PCIF1-mediated deposition of 5′-cap N(6),2′-O-dimethyladenosine in ACE2 and TMPRSS2 mRNA regulates susceptibility to SARS-CoV-2 infection

Infection with severe acute respiratory syndrome coronavirus 2 (SARS-CoV-2) continues to be a major health problem worldwide. Due to the fast emergence of SARS-CoV-2 variants, understanding the molecular mechanisms of viral pathogenesis and developing novel inhibitors are essential and urgent. Here, we investigated the potential roles of N(6),2′-O-dimethyladenosine (m(6)A(m)), one of the most abundant modifications of eukaryotic messenger ribonucleic acid (mRNAs), in SARS-CoV-2 infection of human cells. Using genome-wide m(6)A(m)-exo-seq, RNA sequencing analysis, and Clustered regularly interspaced short palindromic repeats (CRISPR)/Cas9 genome editing, we demonstrate that phosphorylated C-terminal domain (CTD)-interacting factor 1 (PCIF1), a cap-specific adenine N(6)-methyltransferase, plays a major role in facilitating infection of primary human lung epithelial cells and cell lines by SARS-CoV-2, variants of concern, and other coronaviruses.
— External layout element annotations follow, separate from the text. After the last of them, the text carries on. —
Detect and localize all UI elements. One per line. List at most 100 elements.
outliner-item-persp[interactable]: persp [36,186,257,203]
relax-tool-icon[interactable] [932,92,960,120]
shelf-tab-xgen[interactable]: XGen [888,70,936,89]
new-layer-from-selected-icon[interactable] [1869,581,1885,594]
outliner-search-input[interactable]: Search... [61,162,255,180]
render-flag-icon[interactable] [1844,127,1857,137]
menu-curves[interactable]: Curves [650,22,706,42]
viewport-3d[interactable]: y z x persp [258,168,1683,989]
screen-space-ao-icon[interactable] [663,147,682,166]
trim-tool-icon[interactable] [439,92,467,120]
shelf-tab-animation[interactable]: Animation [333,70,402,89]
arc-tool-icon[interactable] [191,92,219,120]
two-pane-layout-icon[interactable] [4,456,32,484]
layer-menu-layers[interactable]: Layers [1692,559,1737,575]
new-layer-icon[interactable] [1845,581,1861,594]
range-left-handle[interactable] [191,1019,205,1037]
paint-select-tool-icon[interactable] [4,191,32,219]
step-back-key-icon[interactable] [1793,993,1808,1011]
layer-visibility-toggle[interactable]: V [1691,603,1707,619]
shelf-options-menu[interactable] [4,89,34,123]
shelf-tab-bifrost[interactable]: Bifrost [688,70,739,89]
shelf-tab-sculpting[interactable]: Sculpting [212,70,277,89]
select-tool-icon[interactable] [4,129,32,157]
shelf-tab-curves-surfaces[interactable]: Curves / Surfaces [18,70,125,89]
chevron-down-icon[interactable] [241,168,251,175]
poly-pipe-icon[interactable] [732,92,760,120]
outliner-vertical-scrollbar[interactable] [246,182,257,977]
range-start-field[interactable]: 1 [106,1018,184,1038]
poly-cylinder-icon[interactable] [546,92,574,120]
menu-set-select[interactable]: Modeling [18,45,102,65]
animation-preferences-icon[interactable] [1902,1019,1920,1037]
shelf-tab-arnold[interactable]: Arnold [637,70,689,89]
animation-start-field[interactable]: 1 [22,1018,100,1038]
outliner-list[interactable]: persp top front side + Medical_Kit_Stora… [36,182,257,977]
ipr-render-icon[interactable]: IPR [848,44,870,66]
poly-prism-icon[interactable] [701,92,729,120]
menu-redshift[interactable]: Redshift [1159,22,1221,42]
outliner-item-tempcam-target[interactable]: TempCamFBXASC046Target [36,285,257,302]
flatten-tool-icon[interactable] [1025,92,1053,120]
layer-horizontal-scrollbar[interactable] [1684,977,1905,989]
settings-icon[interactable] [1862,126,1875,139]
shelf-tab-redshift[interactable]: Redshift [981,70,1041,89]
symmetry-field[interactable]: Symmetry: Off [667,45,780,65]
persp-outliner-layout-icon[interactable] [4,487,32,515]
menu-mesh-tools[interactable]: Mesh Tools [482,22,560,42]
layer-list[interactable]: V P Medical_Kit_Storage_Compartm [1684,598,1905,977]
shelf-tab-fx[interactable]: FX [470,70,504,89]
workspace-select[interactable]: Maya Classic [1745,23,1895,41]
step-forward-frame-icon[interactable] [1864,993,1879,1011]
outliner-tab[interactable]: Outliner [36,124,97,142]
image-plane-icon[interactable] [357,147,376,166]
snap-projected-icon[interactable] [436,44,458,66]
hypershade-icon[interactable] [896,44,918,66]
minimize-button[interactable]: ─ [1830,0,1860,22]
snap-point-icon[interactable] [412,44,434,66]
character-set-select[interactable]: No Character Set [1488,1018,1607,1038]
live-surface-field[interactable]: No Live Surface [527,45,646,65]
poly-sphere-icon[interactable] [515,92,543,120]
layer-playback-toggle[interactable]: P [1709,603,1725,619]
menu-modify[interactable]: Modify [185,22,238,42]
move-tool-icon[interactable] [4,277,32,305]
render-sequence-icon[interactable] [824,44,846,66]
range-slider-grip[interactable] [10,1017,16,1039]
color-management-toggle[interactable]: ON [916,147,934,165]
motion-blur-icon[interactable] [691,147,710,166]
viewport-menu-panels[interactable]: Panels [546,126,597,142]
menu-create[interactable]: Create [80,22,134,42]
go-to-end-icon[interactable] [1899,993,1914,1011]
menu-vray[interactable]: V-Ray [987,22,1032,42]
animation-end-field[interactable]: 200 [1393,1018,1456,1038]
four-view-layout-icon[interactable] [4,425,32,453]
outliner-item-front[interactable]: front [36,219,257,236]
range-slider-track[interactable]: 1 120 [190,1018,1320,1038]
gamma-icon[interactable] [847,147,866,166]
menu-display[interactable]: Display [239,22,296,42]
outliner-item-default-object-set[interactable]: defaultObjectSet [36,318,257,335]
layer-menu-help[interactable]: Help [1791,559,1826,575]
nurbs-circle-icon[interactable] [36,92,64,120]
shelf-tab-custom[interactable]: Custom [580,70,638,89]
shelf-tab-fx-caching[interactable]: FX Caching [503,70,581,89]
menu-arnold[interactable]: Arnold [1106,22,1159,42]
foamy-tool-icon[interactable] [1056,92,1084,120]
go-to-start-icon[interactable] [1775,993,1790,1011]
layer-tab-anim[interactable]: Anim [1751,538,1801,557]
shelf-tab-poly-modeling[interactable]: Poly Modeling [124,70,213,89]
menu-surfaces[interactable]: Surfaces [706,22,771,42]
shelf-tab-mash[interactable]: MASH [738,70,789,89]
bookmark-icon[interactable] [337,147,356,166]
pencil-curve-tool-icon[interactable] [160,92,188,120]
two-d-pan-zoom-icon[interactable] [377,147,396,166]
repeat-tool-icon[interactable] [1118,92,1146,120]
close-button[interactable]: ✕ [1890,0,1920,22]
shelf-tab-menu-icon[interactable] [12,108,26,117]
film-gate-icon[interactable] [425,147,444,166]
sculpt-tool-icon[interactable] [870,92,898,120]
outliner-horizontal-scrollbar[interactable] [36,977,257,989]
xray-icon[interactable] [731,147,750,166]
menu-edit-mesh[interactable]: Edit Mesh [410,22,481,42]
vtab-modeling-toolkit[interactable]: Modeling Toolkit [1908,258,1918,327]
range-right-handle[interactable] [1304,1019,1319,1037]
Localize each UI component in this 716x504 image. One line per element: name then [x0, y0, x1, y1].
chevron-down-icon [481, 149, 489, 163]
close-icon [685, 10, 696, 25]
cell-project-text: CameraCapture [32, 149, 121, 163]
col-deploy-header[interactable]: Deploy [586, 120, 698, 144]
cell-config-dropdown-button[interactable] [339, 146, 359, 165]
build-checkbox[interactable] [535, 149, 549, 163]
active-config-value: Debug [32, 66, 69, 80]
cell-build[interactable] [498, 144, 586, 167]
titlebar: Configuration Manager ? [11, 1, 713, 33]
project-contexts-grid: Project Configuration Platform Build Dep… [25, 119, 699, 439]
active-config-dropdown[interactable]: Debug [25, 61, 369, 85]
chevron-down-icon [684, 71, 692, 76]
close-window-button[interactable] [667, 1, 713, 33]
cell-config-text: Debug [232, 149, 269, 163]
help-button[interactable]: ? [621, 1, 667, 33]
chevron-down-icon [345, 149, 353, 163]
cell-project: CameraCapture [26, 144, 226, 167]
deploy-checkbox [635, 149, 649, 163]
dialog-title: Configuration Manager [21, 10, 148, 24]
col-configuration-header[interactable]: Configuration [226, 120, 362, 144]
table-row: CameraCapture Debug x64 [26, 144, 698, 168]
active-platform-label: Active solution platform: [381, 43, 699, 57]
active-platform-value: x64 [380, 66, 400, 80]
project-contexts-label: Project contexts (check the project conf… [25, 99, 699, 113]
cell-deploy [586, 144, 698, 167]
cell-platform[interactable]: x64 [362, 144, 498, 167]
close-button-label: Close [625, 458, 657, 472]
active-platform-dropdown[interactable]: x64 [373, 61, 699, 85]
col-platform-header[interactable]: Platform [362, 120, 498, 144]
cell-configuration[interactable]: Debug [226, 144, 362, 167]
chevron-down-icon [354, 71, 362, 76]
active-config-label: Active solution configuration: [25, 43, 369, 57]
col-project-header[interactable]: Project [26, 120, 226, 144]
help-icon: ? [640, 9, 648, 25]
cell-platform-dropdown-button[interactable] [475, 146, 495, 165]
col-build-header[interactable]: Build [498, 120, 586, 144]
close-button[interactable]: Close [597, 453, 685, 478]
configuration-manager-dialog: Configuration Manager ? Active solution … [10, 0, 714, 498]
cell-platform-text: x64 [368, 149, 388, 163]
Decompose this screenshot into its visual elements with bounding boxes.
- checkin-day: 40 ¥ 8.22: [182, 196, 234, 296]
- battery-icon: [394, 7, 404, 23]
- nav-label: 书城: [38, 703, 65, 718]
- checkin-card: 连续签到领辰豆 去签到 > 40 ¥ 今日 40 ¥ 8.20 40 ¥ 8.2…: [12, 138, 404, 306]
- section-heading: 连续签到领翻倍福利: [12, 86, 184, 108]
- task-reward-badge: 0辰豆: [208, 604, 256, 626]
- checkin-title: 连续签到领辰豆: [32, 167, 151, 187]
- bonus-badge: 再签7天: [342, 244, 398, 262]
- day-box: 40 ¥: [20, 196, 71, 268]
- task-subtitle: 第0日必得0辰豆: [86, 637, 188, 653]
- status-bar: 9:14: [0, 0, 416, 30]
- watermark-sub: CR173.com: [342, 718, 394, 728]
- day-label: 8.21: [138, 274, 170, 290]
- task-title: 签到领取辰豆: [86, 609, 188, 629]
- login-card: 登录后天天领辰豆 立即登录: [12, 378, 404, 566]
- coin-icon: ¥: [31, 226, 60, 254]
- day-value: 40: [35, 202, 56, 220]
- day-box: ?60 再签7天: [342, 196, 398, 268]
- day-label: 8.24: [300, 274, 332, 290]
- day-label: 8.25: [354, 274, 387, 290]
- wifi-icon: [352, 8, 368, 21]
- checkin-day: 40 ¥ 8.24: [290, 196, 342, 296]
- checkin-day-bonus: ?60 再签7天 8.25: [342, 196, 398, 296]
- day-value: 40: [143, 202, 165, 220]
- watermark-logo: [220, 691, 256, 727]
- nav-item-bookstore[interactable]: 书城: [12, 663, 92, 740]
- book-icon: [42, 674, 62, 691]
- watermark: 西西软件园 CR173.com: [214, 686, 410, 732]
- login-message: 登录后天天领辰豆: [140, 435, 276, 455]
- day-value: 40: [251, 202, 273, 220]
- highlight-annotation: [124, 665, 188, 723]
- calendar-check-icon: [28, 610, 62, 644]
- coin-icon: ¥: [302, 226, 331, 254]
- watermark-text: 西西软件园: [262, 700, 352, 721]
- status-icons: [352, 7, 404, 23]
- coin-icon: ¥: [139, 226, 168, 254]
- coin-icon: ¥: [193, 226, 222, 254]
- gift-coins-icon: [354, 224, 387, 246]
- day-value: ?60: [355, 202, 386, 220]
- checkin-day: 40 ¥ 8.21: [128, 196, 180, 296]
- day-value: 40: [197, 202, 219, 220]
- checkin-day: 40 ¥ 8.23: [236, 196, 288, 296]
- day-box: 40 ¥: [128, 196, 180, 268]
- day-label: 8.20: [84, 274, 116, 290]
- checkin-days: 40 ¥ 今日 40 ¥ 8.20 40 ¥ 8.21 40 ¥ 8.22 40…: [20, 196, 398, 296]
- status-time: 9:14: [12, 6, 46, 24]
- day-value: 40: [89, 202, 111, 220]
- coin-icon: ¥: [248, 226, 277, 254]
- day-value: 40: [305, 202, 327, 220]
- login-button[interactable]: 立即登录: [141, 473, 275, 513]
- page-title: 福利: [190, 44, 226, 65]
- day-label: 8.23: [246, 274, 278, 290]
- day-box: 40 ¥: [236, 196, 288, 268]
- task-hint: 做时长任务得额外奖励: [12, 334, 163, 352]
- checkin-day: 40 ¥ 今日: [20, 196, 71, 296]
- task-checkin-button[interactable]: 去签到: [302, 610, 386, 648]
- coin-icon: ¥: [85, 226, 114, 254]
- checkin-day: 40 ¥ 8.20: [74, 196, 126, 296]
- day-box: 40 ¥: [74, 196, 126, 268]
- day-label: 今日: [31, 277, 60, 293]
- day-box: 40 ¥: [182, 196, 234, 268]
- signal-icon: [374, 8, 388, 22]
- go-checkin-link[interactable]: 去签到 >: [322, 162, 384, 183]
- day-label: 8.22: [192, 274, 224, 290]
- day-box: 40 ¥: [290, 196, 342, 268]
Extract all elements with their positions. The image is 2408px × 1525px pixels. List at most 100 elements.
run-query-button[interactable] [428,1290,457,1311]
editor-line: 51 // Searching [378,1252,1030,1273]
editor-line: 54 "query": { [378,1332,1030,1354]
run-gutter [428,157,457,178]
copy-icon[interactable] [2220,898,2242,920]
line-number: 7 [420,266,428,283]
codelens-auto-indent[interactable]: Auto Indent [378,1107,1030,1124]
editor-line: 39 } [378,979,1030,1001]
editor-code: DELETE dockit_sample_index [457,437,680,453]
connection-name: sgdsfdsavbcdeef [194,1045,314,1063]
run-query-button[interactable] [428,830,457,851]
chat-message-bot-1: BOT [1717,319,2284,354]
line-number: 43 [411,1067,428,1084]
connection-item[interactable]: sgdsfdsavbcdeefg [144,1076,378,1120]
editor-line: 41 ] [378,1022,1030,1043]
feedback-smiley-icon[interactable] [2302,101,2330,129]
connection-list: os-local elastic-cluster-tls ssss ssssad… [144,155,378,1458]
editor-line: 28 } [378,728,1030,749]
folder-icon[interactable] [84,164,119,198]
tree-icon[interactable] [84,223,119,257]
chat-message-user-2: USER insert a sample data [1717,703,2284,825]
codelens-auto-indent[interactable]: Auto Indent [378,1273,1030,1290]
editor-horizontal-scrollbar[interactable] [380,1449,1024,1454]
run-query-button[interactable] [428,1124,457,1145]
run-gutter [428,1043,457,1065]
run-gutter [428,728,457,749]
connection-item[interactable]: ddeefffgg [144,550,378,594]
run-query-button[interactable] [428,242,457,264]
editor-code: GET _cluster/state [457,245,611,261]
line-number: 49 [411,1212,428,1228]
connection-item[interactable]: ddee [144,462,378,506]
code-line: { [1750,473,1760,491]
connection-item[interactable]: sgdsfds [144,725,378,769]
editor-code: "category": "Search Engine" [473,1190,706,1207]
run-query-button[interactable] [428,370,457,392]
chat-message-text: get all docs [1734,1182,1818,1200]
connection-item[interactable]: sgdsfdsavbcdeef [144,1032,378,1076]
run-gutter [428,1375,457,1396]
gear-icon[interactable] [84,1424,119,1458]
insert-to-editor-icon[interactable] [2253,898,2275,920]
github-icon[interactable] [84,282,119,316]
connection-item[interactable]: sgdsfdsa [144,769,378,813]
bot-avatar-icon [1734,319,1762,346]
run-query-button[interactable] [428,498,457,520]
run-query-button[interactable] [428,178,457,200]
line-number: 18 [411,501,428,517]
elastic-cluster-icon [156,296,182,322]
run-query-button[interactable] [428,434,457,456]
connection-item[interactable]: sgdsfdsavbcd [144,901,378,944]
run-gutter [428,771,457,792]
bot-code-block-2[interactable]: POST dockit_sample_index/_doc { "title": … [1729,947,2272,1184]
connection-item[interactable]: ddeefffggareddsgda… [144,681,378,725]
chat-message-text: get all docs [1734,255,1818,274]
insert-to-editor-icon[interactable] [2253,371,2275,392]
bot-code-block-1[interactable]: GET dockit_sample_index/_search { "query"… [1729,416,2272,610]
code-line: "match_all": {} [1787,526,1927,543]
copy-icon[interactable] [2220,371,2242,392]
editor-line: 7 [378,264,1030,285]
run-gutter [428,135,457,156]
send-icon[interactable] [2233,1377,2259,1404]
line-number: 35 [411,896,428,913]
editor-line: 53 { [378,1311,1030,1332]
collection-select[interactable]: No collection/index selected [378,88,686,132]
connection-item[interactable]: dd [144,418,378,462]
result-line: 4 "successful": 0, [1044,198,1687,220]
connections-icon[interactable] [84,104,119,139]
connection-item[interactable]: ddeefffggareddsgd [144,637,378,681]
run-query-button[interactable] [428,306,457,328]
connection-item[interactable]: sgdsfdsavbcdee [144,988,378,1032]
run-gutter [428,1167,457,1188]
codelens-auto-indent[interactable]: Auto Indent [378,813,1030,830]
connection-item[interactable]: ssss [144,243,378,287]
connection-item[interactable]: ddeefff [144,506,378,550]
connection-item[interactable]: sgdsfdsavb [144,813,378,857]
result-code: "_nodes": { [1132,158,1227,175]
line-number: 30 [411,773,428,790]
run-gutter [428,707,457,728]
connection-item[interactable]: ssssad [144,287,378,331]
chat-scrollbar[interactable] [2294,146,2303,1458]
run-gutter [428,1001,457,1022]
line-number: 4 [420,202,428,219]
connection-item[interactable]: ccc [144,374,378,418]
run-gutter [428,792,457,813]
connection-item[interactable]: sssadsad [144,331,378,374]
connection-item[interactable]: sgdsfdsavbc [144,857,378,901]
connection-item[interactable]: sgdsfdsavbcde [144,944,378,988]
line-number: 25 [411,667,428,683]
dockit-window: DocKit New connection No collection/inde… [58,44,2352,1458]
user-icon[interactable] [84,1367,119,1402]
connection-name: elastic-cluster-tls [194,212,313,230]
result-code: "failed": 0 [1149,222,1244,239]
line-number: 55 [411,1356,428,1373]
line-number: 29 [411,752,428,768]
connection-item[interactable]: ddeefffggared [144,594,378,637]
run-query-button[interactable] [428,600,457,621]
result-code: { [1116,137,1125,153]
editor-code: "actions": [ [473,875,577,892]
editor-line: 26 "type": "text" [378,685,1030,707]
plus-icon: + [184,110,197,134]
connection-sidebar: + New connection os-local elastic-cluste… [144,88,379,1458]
We show that PCIF1 promotes infection by sustaining expression of the coronavirus receptors angiotensin-converting enzyme 2 (ACE2) and transmembrane serine protease 2 (TMPRSS2) via m(6)A(m)-dependent mRNA stabilization. In PCIF1-depleted cells, both ACE2/TMPRSS2 expression and viral infection are rescued by re-expression of wild-type, but not catalytically inactive, PCIF1. These findings suggest a role for PCIF1 and cap m(6)A(m) in regulating SARS-CoV-2 susceptibility and identify a potential therapeutic target for prevention of infection.